Hundreds of WSU medical students came together with patients, doctors and plant-based advocates for a day of learning not in a lab, but in real life.

So in a first, hundreds of WSU medical students came together with patients, doctors and plant-based advocates for a day of learning not in a lab, but in real life. 

"The students here are getting a chance to see real patients who have turned their lives around by changing their diets to a whole-food, plant-based nutrition. The high fiber, nutrient-dense components helped them to get off medications, feel better vitality than ever and in many cases even turn their lives around," said plant-based physician Dr. Robert Breakey. "I wish I had this kind of opportunity in medical school."

"I have lupus and I was able to go into remission using my diet," Misha Gilla, a plant-based advocate who was at the seminar, told us. 

"I was diabetic for 10 years. I had high blood pressure, high cholesterol, ED, psoriasis, heartburn very frequently; I was obese. When I adopted the plant-based lifestyle and in two months, after being sick for 10 years - I'm on all these medications - in two months I'm off all my medications. In three months I shed 50 lbs. and here I am, eight years later at 52 years old in the best shape of my life," said Marc Ramirez, president of Chickpea & Bean Inc. 

Makes you think, what can eating more plants do for your body?

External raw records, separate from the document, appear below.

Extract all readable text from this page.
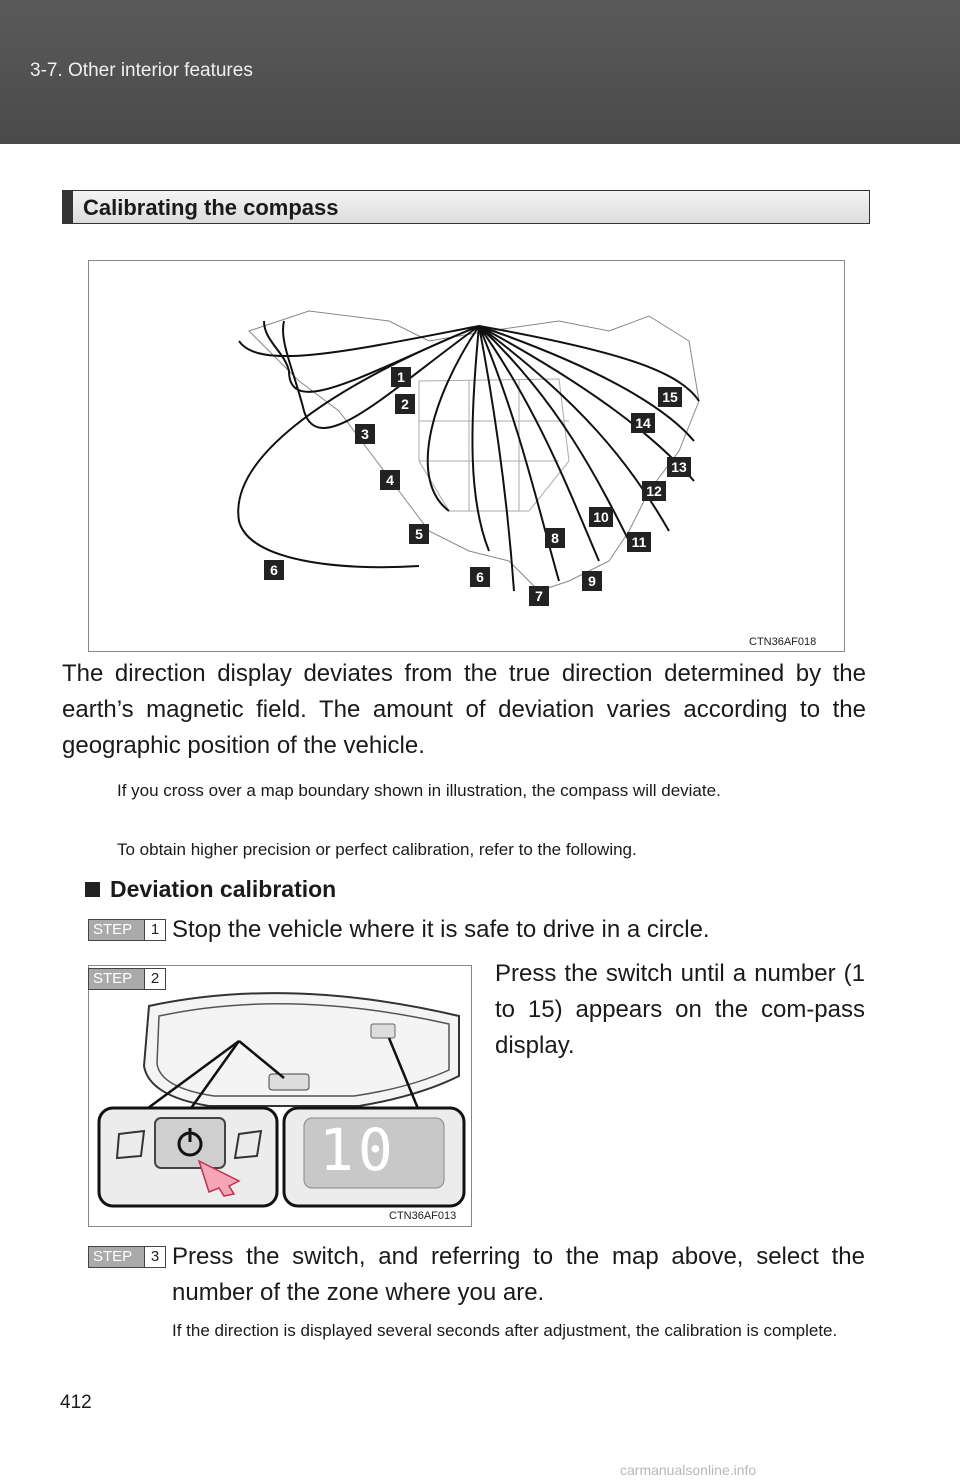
3-7. Other interior features
Calibrating the compass
1
2
3
4
5
6	6
7
8
9
10
11
12
13
14
15
CTN36AF018

The direction display deviates from the true direction determined by the earth’s magnetic field. The amount of deviation varies according to the geographic position of the vehicle.

If you cross over a map boundary shown in illustration, the compass will deviate.

To obtain higher precision or perfect calibration, refer to the following.

Deviation calibration
STEP	1 Stop the vehicle where it is safe to drive in a circle.

10
CTN36AF013
STEP	2	Press the switch until a number (1 to 15) appears on the com-pass display.

STEP	3 Press the switch, and referring to the map above, select the number of the zone where you are.

If the direction is displayed several seconds after adjustment, the calibration is complete.

412
carmanualsonline.info
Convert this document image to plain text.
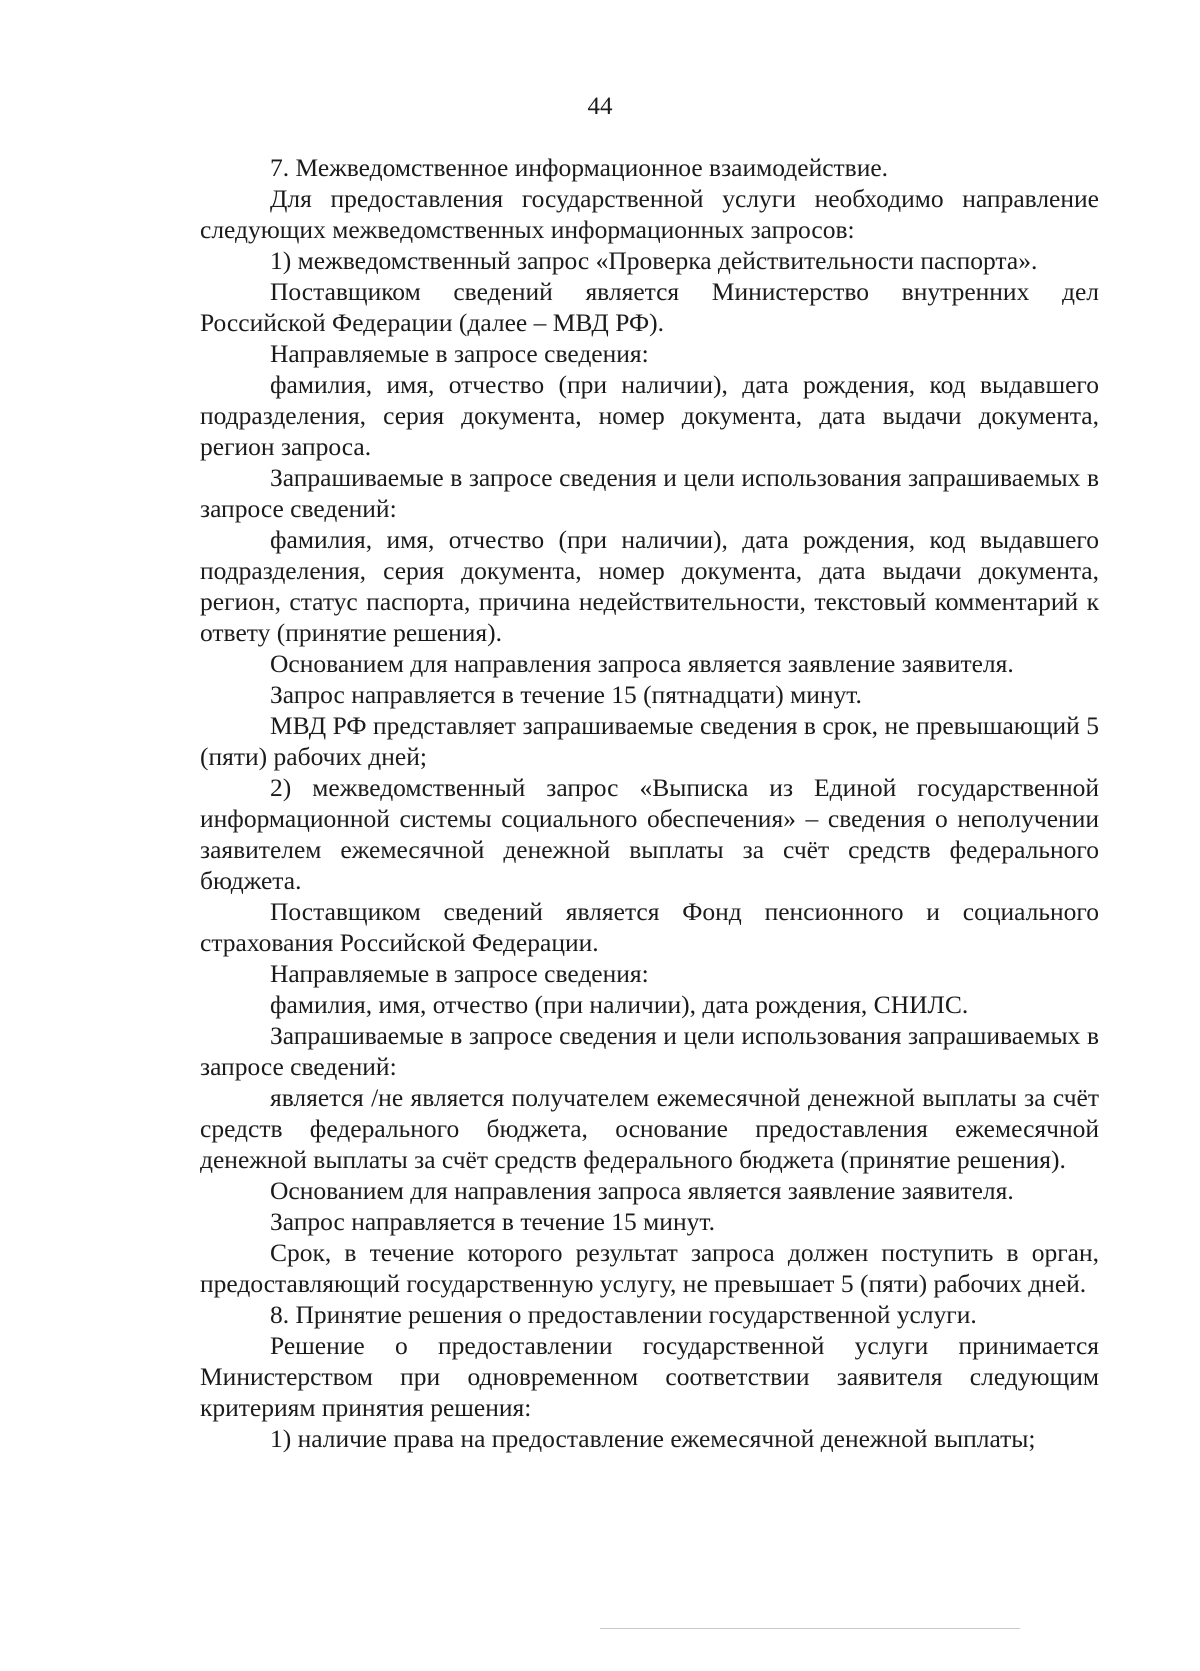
44

7. Межведомственное информационное взаимодействие.

Для предоставления государственной услуги необходимо направление следующих межведомственных информационных запросов:

1) межведомственный запрос «Проверка действительности паспорта».

Поставщиком сведений является Министерство внутренних дел Российской Федерации (далее – МВД РФ).

Направляемые в запросе сведения:

фамилия, имя, отчество (при наличии), дата рождения, код выдавшего подразделения, серия документа, номер документа, дата выдачи документа, регион запроса.

Запрашиваемые в запросе сведения и цели использования запрашиваемых в запросе сведений:

фамилия, имя, отчество (при наличии), дата рождения, код выдавшего подразделения, серия документа, номер документа, дата выдачи документа, регион, статус паспорта, причина недействительности, текстовый комментарий к ответу (принятие решения).

Основанием для направления запроса является заявление заявителя.

Запрос направляется в течение 15 (пятнадцати) минут.

МВД РФ представляет запрашиваемые сведения в срок, не превышающий 5 (пяти) рабочих дней;

2) межведомственный запрос «Выписка из Единой государственной информационной системы социального обеспечения» – сведения о неполучении заявителем ежемесячной денежной выплаты за счёт средств федерального бюджета.

Поставщиком сведений является Фонд пенсионного и социального страхования Российской Федерации.

Направляемые в запросе сведения:

фамилия, имя, отчество (при наличии), дата рождения, СНИЛС.

Запрашиваемые в запросе сведения и цели использования запрашиваемых в запросе сведений:

является /не является получателем ежемесячной денежной выплаты за счёт средств федерального бюджета, основание предоставления ежемесячной денежной выплаты за счёт средств федерального бюджета (принятие решения).

Основанием для направления запроса является заявление заявителя.

Запрос направляется в течение 15 минут.

Срок, в течение которого результат запроса должен поступить в орган, предоставляющий государственную услугу, не превышает 5 (пяти) рабочих дней.

8. Принятие решения о предоставлении государственной услуги.

Решение о предоставлении государственной услуги принимается Министерством при одновременном соответствии заявителя следующим критериям принятия решения:

1) наличие права на предоставление ежемесячной денежной выплаты;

Some say a lot.  

"Experts estimate that 80 percent of heart disease, diabetes, cancers that people suffer could be prevented if they made changes in their diet," said plant-based physician Dr. Milton Mills. He's a Washington, D.C. doctor who appeared in the pro-vegan documentary "What the Health." 

He believes the human body is meant to digest plants, giving us nutrients, fiber, vitamins and even protein.  

"All protein is made by plants. The animals then eat the plants and so if you get protein from an animal it's recycled plant protein," he says. 

For many who believe in the power of plants their message isn't about feeling deprived, but feeling healthy. 

The goal going forward is to make sure medical students are learning more about plant-based nutrition and how that diet can help prevent disease.